For reasons unknown, Gandalf felt himself compelled to look over the edge of a steep drop-off on his left.  Dropping down on all fours, the wizard cautiously approached the crumbling edge of the cliff.  Shadowfax stamped his forefoot and snorted warningly as several stones gave way and clattered haphazardly down the cliff’s face.

“Do not worry,” called Gandalf, dismissing the horse with a wave of his hand, “I assure you I proceed with the utmost care.”

He peered downward.  A bitter wind, which was normally broken by tree branches, flew up the sheer cliff unhindered and into the wizard’s face.  Gandalf narrowed his eyes against the stinging gale as they began to water uncontrollably.  One hand tightly gripping a scraggly tree root, the he cupped the other to his mouth.  “Hellooooooooo!  Can anyone hear me?  Helloooooooooo!” 

The wind merely swallowed his words as it rushed by.

Leaning over the edge even further, the wizard strained his eyes.  A few hardy, gnarled trees grew in various spots along the cliff’s wall.  Were his wind-whipped eyes playing tricks on him, or was there truly something entangled in that thickly-needled pine tree?

Gandalf’s heart leapt.  ‘My eyes do not deceive me!  There is an unmoving being snared within those branches, and I bet my staff it is a hobbit!’

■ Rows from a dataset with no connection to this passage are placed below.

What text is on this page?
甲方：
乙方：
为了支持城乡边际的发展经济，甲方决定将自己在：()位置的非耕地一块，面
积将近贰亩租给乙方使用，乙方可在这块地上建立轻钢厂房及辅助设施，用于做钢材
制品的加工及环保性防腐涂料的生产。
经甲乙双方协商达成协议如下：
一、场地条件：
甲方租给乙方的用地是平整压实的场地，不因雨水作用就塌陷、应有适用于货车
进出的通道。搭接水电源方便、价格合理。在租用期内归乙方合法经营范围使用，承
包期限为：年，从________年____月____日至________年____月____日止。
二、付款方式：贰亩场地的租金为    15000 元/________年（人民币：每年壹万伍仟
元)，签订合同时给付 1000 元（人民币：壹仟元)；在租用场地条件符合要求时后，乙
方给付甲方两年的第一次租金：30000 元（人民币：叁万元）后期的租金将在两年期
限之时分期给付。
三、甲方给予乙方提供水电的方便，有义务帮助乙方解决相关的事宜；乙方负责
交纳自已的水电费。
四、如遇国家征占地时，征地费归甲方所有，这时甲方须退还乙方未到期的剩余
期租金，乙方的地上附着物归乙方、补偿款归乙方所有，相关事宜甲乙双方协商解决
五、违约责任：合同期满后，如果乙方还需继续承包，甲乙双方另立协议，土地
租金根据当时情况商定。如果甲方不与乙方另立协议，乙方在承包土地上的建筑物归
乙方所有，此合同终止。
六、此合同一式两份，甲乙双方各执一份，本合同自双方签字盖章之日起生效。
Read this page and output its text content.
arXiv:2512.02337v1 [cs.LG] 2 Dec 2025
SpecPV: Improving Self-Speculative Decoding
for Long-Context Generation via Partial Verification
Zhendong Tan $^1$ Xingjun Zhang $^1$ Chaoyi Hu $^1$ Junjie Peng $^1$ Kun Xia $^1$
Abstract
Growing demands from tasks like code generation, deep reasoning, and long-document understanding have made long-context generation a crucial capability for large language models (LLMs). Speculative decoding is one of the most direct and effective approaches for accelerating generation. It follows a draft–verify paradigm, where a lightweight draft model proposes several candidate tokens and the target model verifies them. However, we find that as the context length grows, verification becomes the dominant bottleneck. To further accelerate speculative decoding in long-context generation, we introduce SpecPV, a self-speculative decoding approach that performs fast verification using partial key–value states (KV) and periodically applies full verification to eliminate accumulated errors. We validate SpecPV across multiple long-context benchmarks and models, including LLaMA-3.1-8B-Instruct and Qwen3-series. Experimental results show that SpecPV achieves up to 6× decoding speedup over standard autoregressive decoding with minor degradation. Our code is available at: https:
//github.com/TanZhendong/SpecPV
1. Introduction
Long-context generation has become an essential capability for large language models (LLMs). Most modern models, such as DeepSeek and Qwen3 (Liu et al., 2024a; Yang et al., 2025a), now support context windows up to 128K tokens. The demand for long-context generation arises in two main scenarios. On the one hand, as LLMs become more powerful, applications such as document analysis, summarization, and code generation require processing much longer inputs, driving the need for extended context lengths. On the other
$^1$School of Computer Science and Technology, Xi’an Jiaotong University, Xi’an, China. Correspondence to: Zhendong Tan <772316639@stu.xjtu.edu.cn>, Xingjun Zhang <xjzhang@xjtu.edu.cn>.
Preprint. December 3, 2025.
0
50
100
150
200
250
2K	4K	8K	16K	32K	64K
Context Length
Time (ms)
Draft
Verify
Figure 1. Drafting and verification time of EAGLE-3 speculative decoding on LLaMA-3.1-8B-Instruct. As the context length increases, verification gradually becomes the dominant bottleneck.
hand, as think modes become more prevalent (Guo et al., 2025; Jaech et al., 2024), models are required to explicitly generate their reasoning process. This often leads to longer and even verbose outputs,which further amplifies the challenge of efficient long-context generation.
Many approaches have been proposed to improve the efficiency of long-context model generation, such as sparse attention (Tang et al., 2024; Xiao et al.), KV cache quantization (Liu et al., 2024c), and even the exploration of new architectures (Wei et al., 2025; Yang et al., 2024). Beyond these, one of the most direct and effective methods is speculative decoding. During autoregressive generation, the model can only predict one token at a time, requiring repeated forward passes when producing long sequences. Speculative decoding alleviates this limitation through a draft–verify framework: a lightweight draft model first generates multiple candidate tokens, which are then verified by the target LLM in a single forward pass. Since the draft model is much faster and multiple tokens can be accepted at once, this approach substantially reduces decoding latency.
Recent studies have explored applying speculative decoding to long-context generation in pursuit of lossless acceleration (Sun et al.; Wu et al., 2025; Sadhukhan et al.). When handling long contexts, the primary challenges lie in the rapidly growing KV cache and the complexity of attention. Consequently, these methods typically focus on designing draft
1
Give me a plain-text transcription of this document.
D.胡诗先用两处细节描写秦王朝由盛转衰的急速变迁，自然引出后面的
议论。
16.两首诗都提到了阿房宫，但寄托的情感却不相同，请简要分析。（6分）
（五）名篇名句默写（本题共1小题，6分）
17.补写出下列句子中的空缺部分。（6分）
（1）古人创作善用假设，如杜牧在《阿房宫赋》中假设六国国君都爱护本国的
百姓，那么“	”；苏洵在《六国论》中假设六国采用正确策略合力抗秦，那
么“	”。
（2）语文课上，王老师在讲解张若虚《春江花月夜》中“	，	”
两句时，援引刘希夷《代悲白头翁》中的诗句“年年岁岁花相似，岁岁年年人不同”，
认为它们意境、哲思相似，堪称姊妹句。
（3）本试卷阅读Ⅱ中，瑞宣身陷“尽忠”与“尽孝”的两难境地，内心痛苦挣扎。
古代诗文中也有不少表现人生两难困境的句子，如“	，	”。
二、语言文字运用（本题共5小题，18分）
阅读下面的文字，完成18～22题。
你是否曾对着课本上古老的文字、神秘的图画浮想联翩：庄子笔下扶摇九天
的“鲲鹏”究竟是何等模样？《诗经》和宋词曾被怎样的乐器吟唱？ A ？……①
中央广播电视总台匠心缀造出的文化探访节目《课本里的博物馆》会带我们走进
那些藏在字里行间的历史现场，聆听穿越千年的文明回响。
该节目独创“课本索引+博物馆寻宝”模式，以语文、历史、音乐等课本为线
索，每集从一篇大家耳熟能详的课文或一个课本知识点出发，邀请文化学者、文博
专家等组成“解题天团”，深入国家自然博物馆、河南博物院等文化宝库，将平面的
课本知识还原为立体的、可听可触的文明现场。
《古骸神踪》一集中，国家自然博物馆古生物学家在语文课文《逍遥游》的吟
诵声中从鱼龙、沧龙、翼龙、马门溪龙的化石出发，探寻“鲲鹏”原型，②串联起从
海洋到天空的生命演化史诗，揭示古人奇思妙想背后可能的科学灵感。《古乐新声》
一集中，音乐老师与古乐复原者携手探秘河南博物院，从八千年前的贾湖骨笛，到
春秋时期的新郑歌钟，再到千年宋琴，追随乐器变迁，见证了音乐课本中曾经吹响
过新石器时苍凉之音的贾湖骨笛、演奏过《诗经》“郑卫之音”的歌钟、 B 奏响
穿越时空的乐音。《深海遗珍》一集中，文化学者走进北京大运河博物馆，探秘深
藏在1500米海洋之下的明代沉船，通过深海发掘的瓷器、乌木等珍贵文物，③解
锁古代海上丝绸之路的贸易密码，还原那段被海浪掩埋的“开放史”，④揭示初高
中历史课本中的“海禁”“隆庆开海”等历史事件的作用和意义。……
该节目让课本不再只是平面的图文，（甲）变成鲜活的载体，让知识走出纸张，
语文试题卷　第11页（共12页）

Scrambling away from the cliff’s edge, the wizard wasted no time.  “Come Shadowfax,” he fairly shouted, his hair and beard windblown and standing on end.  “We have a hobbit to rescue!”

The silvery-white stallion shot Gandalf a look, which clearly said, “I shall not go prancing over cliffs to rescue anyone,” and laid back his ears.  After all, they were supposed to be chasing the crebain flock.  And as far as Shadowfax was concerned, the hobbit in the tree was certainly not going anywhere.  It was far more rational, the horse concluded, to ride after the others and then save the treed hobbit on the return trip.

Thus Gandalf the Grey found himself with yet another dilemma.  Now that one hobbit was discovered, how exactly was he going to be retrieved?